Underground fires raging in wetlands of southern Spain

15th October 2009, Comments 0 comments

Expert says smoke seen rising from the ground of the Tablas de Daimiel National Park is caused by the peat subsurface catching fire.

Madrid – Underground fires have been raging for weeks in a wetlands area in southern Spain, sparked by the dry summer and the overuse of water for agriculture, an environmentalist said Tuesday.

The Tablas de Daimiel National Park, fed by the Guadiana river, has been drying up since the 1980s, and some lagoons have already disappeared.
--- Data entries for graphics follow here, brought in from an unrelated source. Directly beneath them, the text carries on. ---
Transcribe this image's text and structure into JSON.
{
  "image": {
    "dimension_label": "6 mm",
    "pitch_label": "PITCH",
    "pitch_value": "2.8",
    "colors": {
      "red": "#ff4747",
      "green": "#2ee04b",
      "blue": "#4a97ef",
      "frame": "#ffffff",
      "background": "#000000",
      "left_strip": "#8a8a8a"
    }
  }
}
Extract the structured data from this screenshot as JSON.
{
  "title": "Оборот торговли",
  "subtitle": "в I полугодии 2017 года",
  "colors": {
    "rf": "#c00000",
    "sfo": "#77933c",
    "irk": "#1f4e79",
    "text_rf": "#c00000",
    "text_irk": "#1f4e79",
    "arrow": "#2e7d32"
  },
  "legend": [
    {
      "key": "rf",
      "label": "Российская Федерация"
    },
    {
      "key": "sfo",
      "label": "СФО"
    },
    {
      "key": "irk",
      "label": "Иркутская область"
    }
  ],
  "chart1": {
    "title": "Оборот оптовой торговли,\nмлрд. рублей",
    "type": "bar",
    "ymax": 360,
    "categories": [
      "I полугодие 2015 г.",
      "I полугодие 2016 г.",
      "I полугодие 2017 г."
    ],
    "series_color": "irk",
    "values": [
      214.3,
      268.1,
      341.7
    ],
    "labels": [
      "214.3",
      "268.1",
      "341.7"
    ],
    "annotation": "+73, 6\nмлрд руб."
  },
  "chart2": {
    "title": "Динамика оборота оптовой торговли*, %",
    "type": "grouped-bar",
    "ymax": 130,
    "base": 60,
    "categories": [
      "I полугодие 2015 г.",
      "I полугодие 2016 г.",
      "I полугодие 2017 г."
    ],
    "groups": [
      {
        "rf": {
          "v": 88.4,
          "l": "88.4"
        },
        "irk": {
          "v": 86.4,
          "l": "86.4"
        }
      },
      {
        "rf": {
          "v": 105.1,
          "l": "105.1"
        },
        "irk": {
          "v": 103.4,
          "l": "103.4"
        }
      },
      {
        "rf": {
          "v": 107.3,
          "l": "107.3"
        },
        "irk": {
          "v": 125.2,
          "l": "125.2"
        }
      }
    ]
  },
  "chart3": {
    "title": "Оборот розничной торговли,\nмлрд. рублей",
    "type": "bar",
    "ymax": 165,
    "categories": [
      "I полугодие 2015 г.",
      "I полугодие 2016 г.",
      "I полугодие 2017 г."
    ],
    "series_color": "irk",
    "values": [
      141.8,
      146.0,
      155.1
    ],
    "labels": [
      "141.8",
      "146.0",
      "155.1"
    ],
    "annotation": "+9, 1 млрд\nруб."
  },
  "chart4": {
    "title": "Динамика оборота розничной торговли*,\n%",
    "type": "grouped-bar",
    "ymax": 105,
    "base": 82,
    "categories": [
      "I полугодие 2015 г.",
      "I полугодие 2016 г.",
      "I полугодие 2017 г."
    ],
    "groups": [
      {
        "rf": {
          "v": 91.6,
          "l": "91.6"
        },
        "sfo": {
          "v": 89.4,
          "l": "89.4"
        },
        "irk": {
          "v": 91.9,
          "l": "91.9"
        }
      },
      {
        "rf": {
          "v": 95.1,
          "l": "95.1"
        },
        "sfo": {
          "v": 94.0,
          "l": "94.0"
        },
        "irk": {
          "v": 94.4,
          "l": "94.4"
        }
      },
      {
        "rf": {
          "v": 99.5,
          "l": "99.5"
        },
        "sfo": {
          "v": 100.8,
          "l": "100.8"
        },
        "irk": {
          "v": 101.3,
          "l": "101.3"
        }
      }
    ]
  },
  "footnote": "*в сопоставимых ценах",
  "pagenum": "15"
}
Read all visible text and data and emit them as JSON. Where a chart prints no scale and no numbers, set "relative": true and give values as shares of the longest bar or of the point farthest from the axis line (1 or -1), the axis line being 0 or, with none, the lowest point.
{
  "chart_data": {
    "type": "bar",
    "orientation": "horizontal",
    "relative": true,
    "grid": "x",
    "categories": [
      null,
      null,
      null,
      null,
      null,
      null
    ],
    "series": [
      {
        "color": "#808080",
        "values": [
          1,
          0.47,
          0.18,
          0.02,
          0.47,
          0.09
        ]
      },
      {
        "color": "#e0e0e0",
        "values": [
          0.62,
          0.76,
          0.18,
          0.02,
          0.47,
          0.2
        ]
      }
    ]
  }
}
In late August, hot dry weather caused the peat subsurface to catch fire, and plumes of smoke can be seen rising from the ground, said Jose Manuel Hernandez, head of the environmental organisation that looks after the park.

"This is a new phenomenon in the park" and "an extraordinary warning, a very clear signal of the degree of degradation of the park," he told AFP.

"The park is sinking so it is urgent" to flood it so the water table can be restored, he said.

The 2,000-hectare Tablas de Daimiel is the centrepiece of the Mancha Humeda wetlands zone, home to diverse birdlife, that UNESCO in 1980 placed on its list of Biosphere Reserves.

But UNESCO last year warned Spain it had three years to restore the zone or it would be withdrawn from the list.

Spain was hit by dozens of wildfires last summer as temperatures remained around 40 degrees Celsius (104 Fahrenheit) in much of the country.